For myself (Jeff), this is really not a big deal because I tend to downgrade my book condition anyway. I'd rather have a customer be pleasantly surprised than surprisingly disappointed in the condition of their book. My personal policy is, I only list a book as New if it is still in factory shrink wrap. And I only use Like New if it looks as if you removed the shrink wrap seconds earlier. With the new policy changes, I am even less likely to use either of these designations and I encourage other sellers to do the same to avoid controversy.
2) The single ASIN exemption to Long Term Storage Fees has been removed.
This is a major policy adjustment on Amazon's part. This one however, actually makes sense. Let me explain.
For FBA items, Amazon charges monthly storage fees to keep them in the warehouse. These amount to pennies a month and are generally a negligible cost of business. Several years ago, Amazon added Long Term Storage Fees, which are extra fees for those items that have been in an Amazon warehouse for longer than six months. This policy encourages sellers to send in items that will move fast and not collect dust in the warehouse. This makes sense. Amazon does not want to be in the storage business, they want to be in the selling business. I can't blame them.

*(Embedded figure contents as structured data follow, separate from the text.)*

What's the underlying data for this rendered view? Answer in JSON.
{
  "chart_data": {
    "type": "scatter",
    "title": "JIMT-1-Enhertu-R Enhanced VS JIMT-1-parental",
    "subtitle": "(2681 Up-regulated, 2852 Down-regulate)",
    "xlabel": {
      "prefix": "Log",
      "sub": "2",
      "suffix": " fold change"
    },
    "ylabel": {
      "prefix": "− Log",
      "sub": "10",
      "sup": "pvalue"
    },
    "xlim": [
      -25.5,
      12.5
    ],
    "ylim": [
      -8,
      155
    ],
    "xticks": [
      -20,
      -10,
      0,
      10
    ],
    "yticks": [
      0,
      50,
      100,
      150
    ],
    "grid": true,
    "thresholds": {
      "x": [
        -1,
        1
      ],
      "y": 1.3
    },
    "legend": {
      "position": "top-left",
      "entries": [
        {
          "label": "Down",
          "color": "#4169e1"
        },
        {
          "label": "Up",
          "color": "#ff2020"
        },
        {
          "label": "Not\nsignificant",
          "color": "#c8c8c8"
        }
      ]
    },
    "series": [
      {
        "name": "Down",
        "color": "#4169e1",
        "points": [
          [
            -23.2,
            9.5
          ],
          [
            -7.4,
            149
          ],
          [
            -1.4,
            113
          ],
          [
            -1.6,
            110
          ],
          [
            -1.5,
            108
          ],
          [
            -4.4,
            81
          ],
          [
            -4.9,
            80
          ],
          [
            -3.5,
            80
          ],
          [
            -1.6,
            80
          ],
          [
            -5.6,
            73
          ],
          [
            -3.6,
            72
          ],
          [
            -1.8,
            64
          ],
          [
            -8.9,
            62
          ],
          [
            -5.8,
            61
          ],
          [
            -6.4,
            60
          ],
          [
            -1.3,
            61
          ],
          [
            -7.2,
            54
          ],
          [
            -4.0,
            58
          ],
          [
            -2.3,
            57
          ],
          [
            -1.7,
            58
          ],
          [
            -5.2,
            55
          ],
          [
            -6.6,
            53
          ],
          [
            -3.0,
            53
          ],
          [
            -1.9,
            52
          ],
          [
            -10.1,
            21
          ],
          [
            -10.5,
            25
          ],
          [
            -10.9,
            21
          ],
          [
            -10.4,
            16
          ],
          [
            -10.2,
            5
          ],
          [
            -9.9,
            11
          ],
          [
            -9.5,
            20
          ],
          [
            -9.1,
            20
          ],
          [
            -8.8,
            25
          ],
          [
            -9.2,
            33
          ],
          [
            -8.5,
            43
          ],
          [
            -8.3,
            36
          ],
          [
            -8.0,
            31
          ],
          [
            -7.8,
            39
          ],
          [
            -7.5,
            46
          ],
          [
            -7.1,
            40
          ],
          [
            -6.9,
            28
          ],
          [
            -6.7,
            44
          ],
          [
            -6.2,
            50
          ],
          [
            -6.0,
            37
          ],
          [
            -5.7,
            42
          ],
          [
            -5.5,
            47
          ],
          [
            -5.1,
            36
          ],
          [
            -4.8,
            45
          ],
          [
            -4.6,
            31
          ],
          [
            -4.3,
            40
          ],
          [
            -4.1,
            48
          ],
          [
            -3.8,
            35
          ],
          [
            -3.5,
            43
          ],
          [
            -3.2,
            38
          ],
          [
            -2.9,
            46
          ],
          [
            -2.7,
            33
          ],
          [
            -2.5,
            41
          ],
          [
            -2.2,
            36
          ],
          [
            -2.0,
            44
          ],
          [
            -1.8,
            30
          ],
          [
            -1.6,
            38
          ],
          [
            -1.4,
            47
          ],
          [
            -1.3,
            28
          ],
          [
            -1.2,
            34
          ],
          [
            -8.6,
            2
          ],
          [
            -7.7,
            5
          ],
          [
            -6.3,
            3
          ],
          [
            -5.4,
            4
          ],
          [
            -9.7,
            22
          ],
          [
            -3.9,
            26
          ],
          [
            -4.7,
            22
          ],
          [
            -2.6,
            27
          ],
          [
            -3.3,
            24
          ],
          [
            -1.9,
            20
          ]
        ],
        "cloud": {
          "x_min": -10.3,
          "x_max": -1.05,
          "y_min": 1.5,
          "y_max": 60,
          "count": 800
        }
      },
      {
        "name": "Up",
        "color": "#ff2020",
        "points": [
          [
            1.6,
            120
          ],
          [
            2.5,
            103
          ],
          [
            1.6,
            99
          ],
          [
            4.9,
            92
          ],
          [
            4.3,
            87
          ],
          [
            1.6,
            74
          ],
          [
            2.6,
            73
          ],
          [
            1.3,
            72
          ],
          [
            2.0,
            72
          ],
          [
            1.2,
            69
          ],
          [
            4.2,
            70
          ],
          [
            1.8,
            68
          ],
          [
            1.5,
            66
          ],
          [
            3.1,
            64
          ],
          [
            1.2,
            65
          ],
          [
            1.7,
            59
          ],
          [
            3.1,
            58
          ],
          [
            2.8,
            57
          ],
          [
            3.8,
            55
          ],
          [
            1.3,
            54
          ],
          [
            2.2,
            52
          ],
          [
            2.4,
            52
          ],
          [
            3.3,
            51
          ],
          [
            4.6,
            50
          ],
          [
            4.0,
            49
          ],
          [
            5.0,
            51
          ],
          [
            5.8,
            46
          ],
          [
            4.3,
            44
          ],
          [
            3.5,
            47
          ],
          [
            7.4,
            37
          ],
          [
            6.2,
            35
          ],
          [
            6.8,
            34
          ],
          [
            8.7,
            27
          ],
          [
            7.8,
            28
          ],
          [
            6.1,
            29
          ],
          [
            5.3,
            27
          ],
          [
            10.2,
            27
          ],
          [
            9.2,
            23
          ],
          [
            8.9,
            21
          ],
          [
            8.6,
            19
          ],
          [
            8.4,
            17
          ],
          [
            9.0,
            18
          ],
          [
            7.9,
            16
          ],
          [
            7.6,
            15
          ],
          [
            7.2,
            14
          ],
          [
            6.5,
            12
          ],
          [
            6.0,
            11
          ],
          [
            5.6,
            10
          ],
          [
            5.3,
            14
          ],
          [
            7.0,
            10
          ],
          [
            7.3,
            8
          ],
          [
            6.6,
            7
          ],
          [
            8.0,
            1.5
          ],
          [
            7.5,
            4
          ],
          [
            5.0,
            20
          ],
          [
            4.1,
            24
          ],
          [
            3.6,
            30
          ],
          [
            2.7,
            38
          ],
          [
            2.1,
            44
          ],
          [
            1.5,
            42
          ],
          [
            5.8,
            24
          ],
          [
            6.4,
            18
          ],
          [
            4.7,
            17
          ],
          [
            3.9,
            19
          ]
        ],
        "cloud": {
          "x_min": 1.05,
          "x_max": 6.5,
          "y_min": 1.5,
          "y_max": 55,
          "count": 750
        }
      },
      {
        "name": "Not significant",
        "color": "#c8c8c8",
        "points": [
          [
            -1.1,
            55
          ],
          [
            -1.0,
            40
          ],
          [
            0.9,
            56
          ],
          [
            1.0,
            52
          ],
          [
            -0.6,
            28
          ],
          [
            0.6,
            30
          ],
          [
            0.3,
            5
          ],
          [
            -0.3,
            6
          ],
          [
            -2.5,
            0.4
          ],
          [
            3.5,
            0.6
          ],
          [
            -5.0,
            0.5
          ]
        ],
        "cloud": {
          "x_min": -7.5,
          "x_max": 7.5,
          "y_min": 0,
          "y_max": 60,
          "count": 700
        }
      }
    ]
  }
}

Until very recently, Amazon exempted items for which the seller only had a quantity of one. This was good news for sellers like me, with lots of one-off books in the Amazon warehouses. As I said though, until recently...
Amazon now has lifted the single ASIN exemption AND increased their Long Term Storage Fees AND increased their monthly storage fees AND increased monthly storage fees significantly over Q4! Many sellers (particularly book and music sellers) freaked out over this. Some of them started petitions to get Amazon to change their policy back. Some of them have even quit the business altogether.
My (Jeff's) philosophy has always been, “It's Amazon's sandbox and they're letting us play in it. They get to make all the rules.” Meaning, if you're going to sell on Amazon, you'd better be prepared to adapt when they change the rules.
So how do we adapt to this? Simple. Change your sourcing criteria. For example, books with higher ranks are more likely to sit in the warehouse longer before they sell and incur Long Term Storage Fees. Under the single ASIN exemption, I may have sent a book in with a rank of 3-4 million with a list price of $12-15, knowing that it would incur monthly fees, but not Long Term fees, and would still make me a profit when it sold, even if it took a couple years.
Without the single ASIN exemption, I still send in books with high ranks, but they need to be able to list for much more money. If I am sending a book with a rank of 3-4 million now, it better be priced at $50 or higher. That way, even with the higher monthly fees plus Long Term Storage Fees, I will still be making a profit.
For example, here is a book that I sold recently for $27.85, rank 1.8 million.
I paid 10 cents for it at a library bag sale. It sat in the warehouse for 18 months. Using Amazon's new formulae, this book would incur total storage fees of just under $5 over 18 months. That's pretty significant if you selling price is $15, but quite manageable with a selling price of $27.85.